The only explanation for the ridiculously low price to earnings ratio of Apple Inc. (NASDAQ:AAPL) is that analysts are living in some sort of fairly tale. Perhaps they have all taken a bite of Snow White’s apple and there are not any princes who wish to kiss them.
Compare Apple with Microsoft
Apple Inc. (NASDAQ:AAPL) is a company that manufactures much loved products and has an enviable history of coming up with innovative new products. Microsoft Corporation (NASDAQ:MSFT) is a company whose products are mostly tolerated by their users and the company has a long history of developing products that are total flops.
Apple makes products that people want to buy. People want to find alternatives to most Microsoft products.
So why does Microsoft trade at a price to earnings ratio of 15.83 and Apple Inc. (NASDAQ:AAPL) only trade at a P/E ratio of only 9.56?
Consider that Microsoft is expected to see 5 year earnings growth of 9.03% per year. While, Apple’s earnings are expected to grow at rate of 18.98% per year over the same period of time.
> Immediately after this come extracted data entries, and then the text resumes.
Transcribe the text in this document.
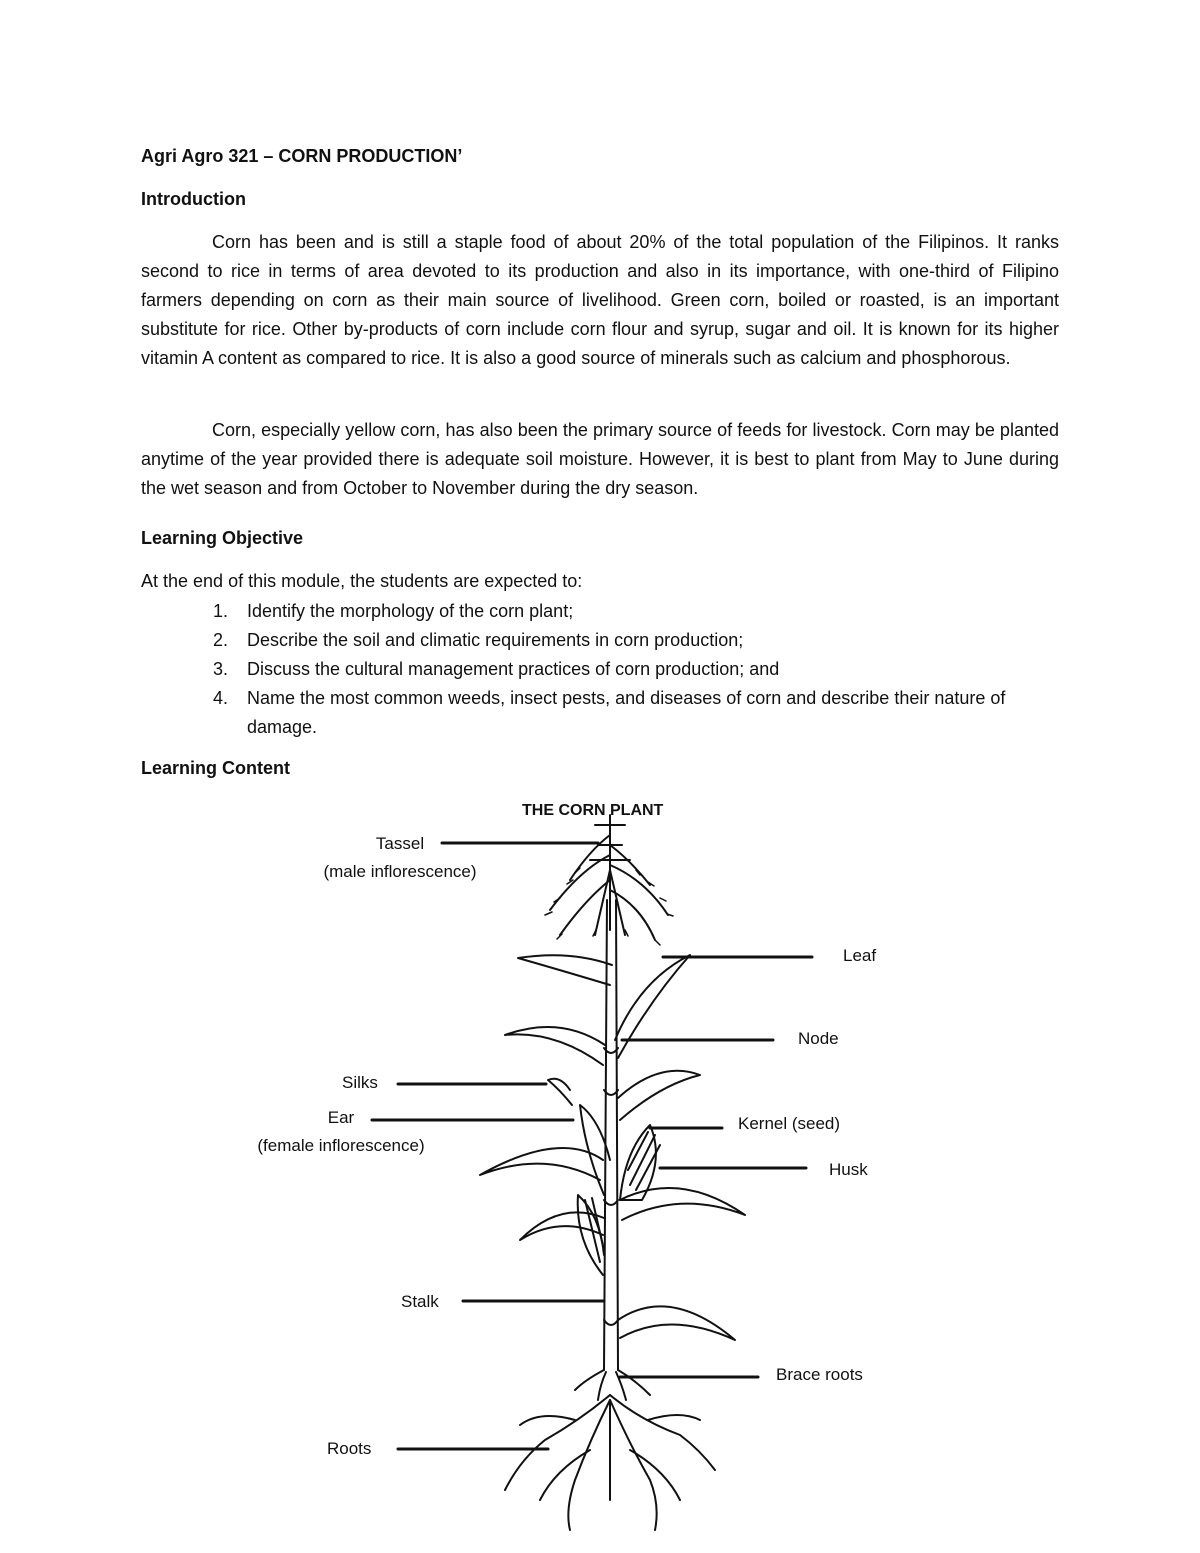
Agri Agro 321 – CORN PRODUCTION’
Introduction

Corn has been and is still a staple food of about 20% of the total population of the Filipinos. It ranks second to rice in terms of area devoted to its production and also in its importance, with one-third of Filipino farmers depending on corn as their main source of livelihood. Green corn, boiled or roasted, is an important substitute for rice. Other by-products of corn include corn flour and syrup, sugar and oil. It is known for its higher vitamin A content as compared to rice. It is also a good source of minerals such as calcium and phosphorous.

Corn, especially yellow corn, has also been the primary source of feeds for livestock. Corn may be planted anytime of the year provided there is adequate soil moisture. However, it is best to plant from May to June during the wet season and from October to November during the dry season.

Learning Objective
At the end of this module, the students are expected to:
1. Identify the morphology of the corn plant;
2. Describe the soil and climatic requirements in corn production;
3. Discuss the cultural management practices of corn production; and
4. Name the most common weeds, insect pests, and diseases of corn and describe their nature of damage.
Learning Content
THE CORN PLANT
Tassel
(male inflorescence)
Leaf
Node
Silks
Ear
(female inflorescence)
Kernel (seed)
Husk
Stalk
Brace roots
Roots
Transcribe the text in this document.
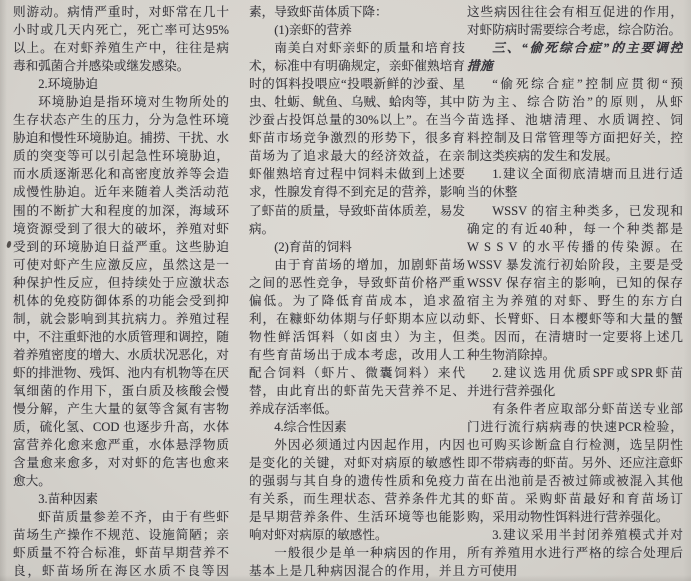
则游动。病情严重时，对虾常在几十
小时或几天内死亡，死亡率可达95%
以上。在对虾养殖生产中，往往是病
毒和弧菌合并感染或继发感染。
2.环境胁迫
环境胁迫是指环境对生物所处的
生存状态产生的压力，分为急性环境
胁迫和慢性环境胁迫。捕捞、干扰、水
质的突变等可以引起急性环境胁迫，
而水质逐渐恶化和高密度放养等会造
成慢性胁迫。近年来随着人类活动范
围的不断扩大和程度的加深，海域环
境资源受到了很大的破坏，养殖对虾
受到的环境胁迫日益严重。这些胁迫
可使对虾产生应激反应，虽然这是一
种保护性反应，但持续处于应激状态
机体的免疫防御体系的功能会受到抑
制，就会影响到其抗病力。养殖过程
中，不注重虾池的水质管理和调控，随
着养殖密度的增大、水质状况恶化，对
虾的排泄物、残饵、池内有机物等在厌
氧细菌的作用下，蛋白质及核酸会慢
慢分解，产生大量的氨等含氮有害物
质，硫化氢、COD 也逐步升高，水体
富营养化愈来愈严重，水体悬浮物质
含量愈来愈多，对对虾的危害也愈来
愈大。
3.苗种因素
虾苗质量参差不齐，由于有些虾
苗场生产操作不规范、设施简陋；亲
虾质量不符合标准，虾苗早期营养不
良，虾苗场所在海区水质不良等因
素，导致虾苗体质下降：
(1)亲虾的营养
南美白对虾亲虾的质量和培育技
术，标准中有明确规定，亲虾催熟培育
时的饵料投喂应“投喂新鲜的沙蚕、星
虫、牡蛎、鱿鱼、乌贼、蛤肉等，其中
沙蚕占投饵总量的30%以上”。在当今
虾苗市场竞争激烈的形势下，很多育
苗场为了追求最大的经济效益，在亲
虾催熟培育过程中饲料未做到上述要
求，性腺发育得不到充足的营养，影响
了虾苗的质量，导致虾苗体质差，易发
病。
(2)育苗的饲料
由于育苗场的增加，加剧虾苗场
之间的恶性竞争，导致虾苗价格严重
偏低。为了降低育苗成本，追求盈
利，在糠虾幼体期与仔虾期本应以动
物性鲜活饵料（如卤虫）为主，但
有些育苗场出于成本考虑，改用人工
配合饲料（虾片、微囊饲料）来代
替，由此育出的虾苗先天营养不足、
养成存活率低。
4.综合性因素
外因必须通过内因起作用，内因
是变化的关键，对虾对病原的敏感性
的强弱与其自身的遗传性质和免疫力
有关系，而生理状态、营养条件尤其
是早期营养条件、生活环境等也能影
响对虾对病原的敏感性。
一般很少是单一种病因的作用，
基本上是几种病因混合的作用，并且
这些病因往往会有相互促进的作用，
对虾防病时需要综合考虑，综合防治。
三、“偷死综合症”的主要调控
措施
“偷死综合症”控制应贯彻“预
防为主、综合防治”的原则，从虾
苗选择、池塘清理、水质调控、饲
料控制及日常管理等方面把好关，控
制这类疾病的发生和发展。
1.建议全面彻底清塘而且进行适
当的休整
WSSV 的宿主种类多，已发现和
确定的有近40种，每一个种类都是
W S S V 的水平传播的传染源。在
WSSV 暴发流行初始阶段，主要是受
WSSV 保存宿主的影响，已知的保存
宿主为养殖的对虾、野生的东方白
虾、长臂虾、日本樱虾等和大量的蟹
类。因而，在清塘时一定要将上述几
种生物消除掉。
2.建议选用优质SPF或SPR虾苗
并进行营养强化
有条件者应取部分虾苗送专业部
门进行流行病病毒的快速PCR检验，
也可购买诊断盒自行检测，选呈阴性
即不带病毒的虾苗。另外、还应注意虾
苗在出池前是否被过筛或被混入其他
的虾苗。采购虾苗最好和育苗场订
购，采用动物性饵料进行营养强化。
3.建议采用半封闭养殖模式并对
所有养殖用水进行严格的综合处理后
方可使用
How does a company with an expected annual earnings growth of 18.98% rate a P/E ratio of only 9.56? Shouldn’t Apple have at least the same P/E ratio as Microsoft? That would price Apple’s shares at well above its all-time high of $702. So why is Apple Inc. (NASDAQ:AAPL) stock receiving so little love?
The media is to blame
Apple’s biggest problem is that it grew to be the champion of its industry and news stories about a champion’s demise sell more advertising. Fear always attracts more attention than positive news.
Media reports general state that Apple’s share price is near 52 week lows and is down 40% from its all-time high. The media seldom mentions that Apple’s stock was near $90 at the market’s bottom in 2009. That gives Apple a 4 year gain of 370%. Looking back to 2003, Apple Inc. (NASDAQ:AAPL) traded at $6.60. Providing investors with a ten year price gain of 6,300%. This represents a significantly different news angle.
Now nobody expects Apple to repeat that amazing performance. However, an 18.98% annual earnings growth should reasonably be expected to lead to a matching growth of the share price if this fairy tale told more truth.
Teen survey tells the truth
The most telling statistic regarding Apple Inc. (NASDAQ:AAPL) comes from a study recently issued by Piper Jaffry. The study was a survey of 4,800 teens. 1,600 of the teens were from affluent households and 3,200 came from average income households.
Of these teens, 48% already own an iPhone and 62% plan on making an iPhone their next smartphone purchase. Additionally, 51% of the teens own tablets with 68% of those tablets being iPads. Of the 17% of teens who plan to buy a tablet in the next 6 months, 68% plan to buy an iPad.
So forget all those advertising campaigns from Samsung and Google that denigrate the iPhone. Forget all the media headlines about the latest iPhone killer. iOS devices are still the hottest technology.
Questions to expand the truth
The truth beyond the numbers can be a very subjective thing. So ask yourself these questions to develop your own opinion of the strength of Apple’s business.
Do you think Apple’s current customers are going to change to another manufacturer’s device over a feature or two?
Or, would most of Apple’s customer’s rather buy more iOS devices?
Does Apple need to make the greatest product in every way or is a simply great product good enough?
Is the cross platform experience just as important as the features of the devices?
How likely are people familiar and happy with a technology to switch to something new?
Do customers really want to change platforms and have to purchase new apps and software?
If Apple’s computers cost the same price as Windows computers, would any Apple owners buy a Windows computer? Would anybody?
Basically, Apple is in a very solid position with the majority of its customer base. There are more new people wanting to own Apple products than there are existing customers wanting to switch.
Apple employs a large number of very smart and hardworking people who are focused on business development and new products. No matter what the competition comes up with Apple seems likely to at least be in the top three companies in any field.
It is impossible to talk about Apple without mentioning that it has billions of excess cash on hand. Roughly the equivalent of $150 per share! The earnings really only have to justify a share price of $270.
It is time for the analysts to wake up. Apple might not be an explosive growth company anymore but it is definitely a blue chip level growth and income opportunity that should outpace the market as a whole.
Apple Inc. (NASDAQ:AAPL) is currently a strong value stock with a solid 2.5% yield from its dividend. It should be part of the foundation of any solid fundamental investment portfolio.